Wednesday, December 22, 2010

Basu: Yes, Virginia, there's a Santa right here in Iowa REKHA BASU • rbasu@dmreg.com • December 22, 2010

THIS is what an op-ed writer can produce, so forgive me for beating up on Maureen Dowd, it's not her fault that the New York Times grants her the position as a twice-weekly opinion writer in the so-called "paper of record."

I haven't stopped weeping yet from reading this story. I KNOW this story. I've known this story. 

Lord, forgive me for taking cheap petty shots at the powerful who simply know no better.
When Ken Deever was a child, his grandfather would hit up the junkyard as Christmas approached. "Half our Christmas was from there," Deever, now 57, recalls. As other kids returned to school showing off shiny new thises and thats, Ken might have a retooled bicycle from someone's trash.

Those deprivations and embarrassments of poverty went along with having no running water until sixth grade and being forced out of his Des Moines home every spring because of flooding. But there's another side of poverty you may need to have lived to understand: having nothing to give those you love.


Deever is flush now. His company, Deever Roofing, which he started out of high school, has been so successful that five years ago he launched his own foundation. But he hasn't forgotten being poor. So he plays Santa a lot. Last week, he took all 166 students at Mitchellville Elementary School in Southeast Polk on a shopping spree. Each got a $50 gift card - and a personal shopper from two teams of volunteers - to buy presents for family members.
School-sponsored field trips are a thing of the past at Mitchellville. And if school budgets are stressed, home ones are more so. When principal Joseph Nelson asked students how many were able to get gifts for their families, not a single hand went up.

So each was told to make up a list. After breakfast one day last week, a row of school buses Deever chartered pulled up to take the kids and helpers to Walmart. He had enlisted 60 volunteers from companies such as Principal, Wells-Fargo and Nationwide. The school had gotten 50 from the community - pastors, bank and postal workers, a former principal, the school board president and members of a senior lunch group. Deever fed them all first.

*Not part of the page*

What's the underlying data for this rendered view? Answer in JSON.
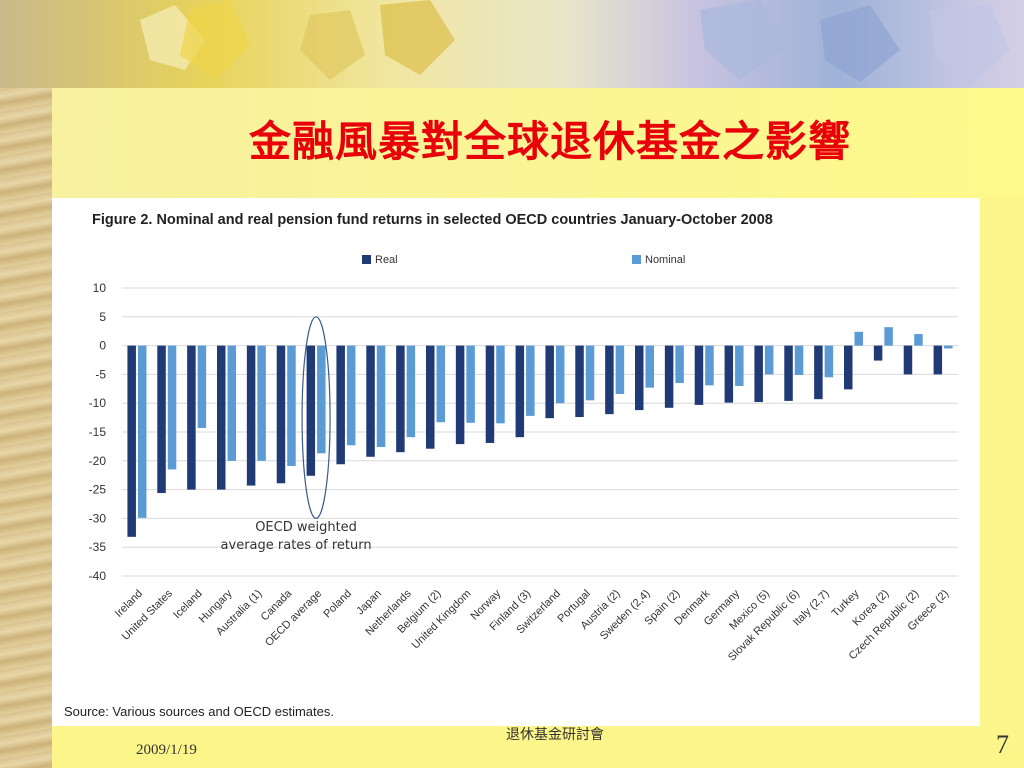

"This is where it gets heart wrenching," says Nelson. The kids didn't just pick out indulgences. Several bought food for a Christmas meal. One bought a set of dishes because there were none at home. One bought work boots for his dad, an unemployed construction worker. One bought a 2-foot artificial Christmas tree. The family had never had one.

Deever began sponsoring these shopping sprees in 1994, choosing those Des Moines schools with the greatest percentage of kids qualifying for free or reduced price meals. This year he expanded beyond Des Moines, but also pitched in for other events at Cowles Elementary School, Big Brothers and Big Sisters, the Young Women's Resource Center and the Fort Des Moines Museum.


The foundation kicked in about $16,000 of the $20,000 raised from a charity golf tournament.

Deever says he wants to teach that it's better to give than to receive. But when the Mitchellville kids got back to school, each also received a gift package - including a board game Deever created called Rooftopopoly, where giving is the object.

No single act of charity, no matter how generous, can reach every family that could use it. Kids who can't afford to buy for their families must be reminded of the many ways they can still give creative gifts of their time, talents and thoughtfulness.


At the same time, the kid who didn't know a Santa Claus wants others to believe in one. When he and his wife, Esta, dress up as Santa and Mrs. Claus, it's uncanny how they look the part. And this is what he told his granddaughter, whom he and Esta raised, when she came home from school tearful because kids said there's no Santa: There isn't just one; there are many. "You don't know when your Santa is going to be out there for you."

Deever is creating more every year. He gets letters from kids saying, "When I grow up, I want to be just like you."